Motomondiale

Valentino Rossi “tiene” la Yamaha in scacco

Sorge spontaneo pensare che la Yamaha Factory Racing, retrocedendo Valentino Rossi nel team SIC Petronas, abbia scelto di imboccare la strada dell’indipendenza. Slegandosi dal suo campione e dalla figura che più l’ha rappresentata negli ultimi 15 anni, la Casa dei tre diapason sembra essersi liberata di un peso. Vediamo più nel dettaglio lo scenario da delineare.

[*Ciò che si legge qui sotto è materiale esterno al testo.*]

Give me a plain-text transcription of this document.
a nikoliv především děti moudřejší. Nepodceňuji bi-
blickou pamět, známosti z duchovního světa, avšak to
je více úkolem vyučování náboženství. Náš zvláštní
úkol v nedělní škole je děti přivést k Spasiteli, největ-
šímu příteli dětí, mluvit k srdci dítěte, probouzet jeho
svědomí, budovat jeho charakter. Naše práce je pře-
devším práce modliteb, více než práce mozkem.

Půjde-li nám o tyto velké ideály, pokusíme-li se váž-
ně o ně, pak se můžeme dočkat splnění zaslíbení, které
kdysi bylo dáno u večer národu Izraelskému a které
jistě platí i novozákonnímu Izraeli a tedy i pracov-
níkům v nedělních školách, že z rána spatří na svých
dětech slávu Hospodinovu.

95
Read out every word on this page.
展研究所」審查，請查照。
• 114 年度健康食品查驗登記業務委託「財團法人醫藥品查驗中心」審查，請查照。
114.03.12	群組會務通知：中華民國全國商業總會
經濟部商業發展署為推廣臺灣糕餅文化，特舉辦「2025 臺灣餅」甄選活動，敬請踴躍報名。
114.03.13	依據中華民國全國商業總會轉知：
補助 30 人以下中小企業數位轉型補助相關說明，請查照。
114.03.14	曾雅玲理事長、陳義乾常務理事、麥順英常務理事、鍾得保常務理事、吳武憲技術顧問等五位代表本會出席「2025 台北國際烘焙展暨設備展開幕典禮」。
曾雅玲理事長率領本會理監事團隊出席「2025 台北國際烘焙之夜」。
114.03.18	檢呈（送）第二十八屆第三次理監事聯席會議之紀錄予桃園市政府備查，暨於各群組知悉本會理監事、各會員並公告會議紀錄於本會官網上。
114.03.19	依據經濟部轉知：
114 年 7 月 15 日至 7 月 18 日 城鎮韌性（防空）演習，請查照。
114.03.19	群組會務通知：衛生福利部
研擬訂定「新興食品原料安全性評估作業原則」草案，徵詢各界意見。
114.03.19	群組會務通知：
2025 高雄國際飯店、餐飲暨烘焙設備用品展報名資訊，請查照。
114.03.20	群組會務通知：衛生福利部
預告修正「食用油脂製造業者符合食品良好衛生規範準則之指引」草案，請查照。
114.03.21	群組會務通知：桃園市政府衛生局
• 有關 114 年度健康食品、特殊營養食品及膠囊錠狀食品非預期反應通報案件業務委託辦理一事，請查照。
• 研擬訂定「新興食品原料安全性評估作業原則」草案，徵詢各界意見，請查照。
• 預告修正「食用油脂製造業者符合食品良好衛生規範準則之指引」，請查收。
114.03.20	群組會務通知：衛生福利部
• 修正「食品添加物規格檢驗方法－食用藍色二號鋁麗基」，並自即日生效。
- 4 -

La Yamaha è ancora Rossi-dipendente?

Il 46, nonostante abbia generato un indotto commerciale e degli introiti non paragonabili in confronto ad altri piloti, cominciava a diventare ingombrante per Iwata. La potenza mediatica e il seguito di Valentino collidevano con i progetti della Casa dei tre diapason. L’azienda giapponese non era più disposta a restare all’ombra e alle dipendenze di un pilota comunque al termine della sua carriera. La necessità di costruire un futuro dalle basi solide ha spinto Yamaha a congedare, elegantemente, il suo uomo. E così Valentino Rossi nel 2021 correrà in sella alla Yamaha clienti del team Petronas con Franco Morbidelli compagno di squadra. Maverick Vinales e Fabio Quartararo saranno i piloti Factory e comporranno la squadra della Yamaha ufficiale. Siamo tuttavia sicuri che Iwata, con questa decisione, si sia completamente svincolata da Valentino?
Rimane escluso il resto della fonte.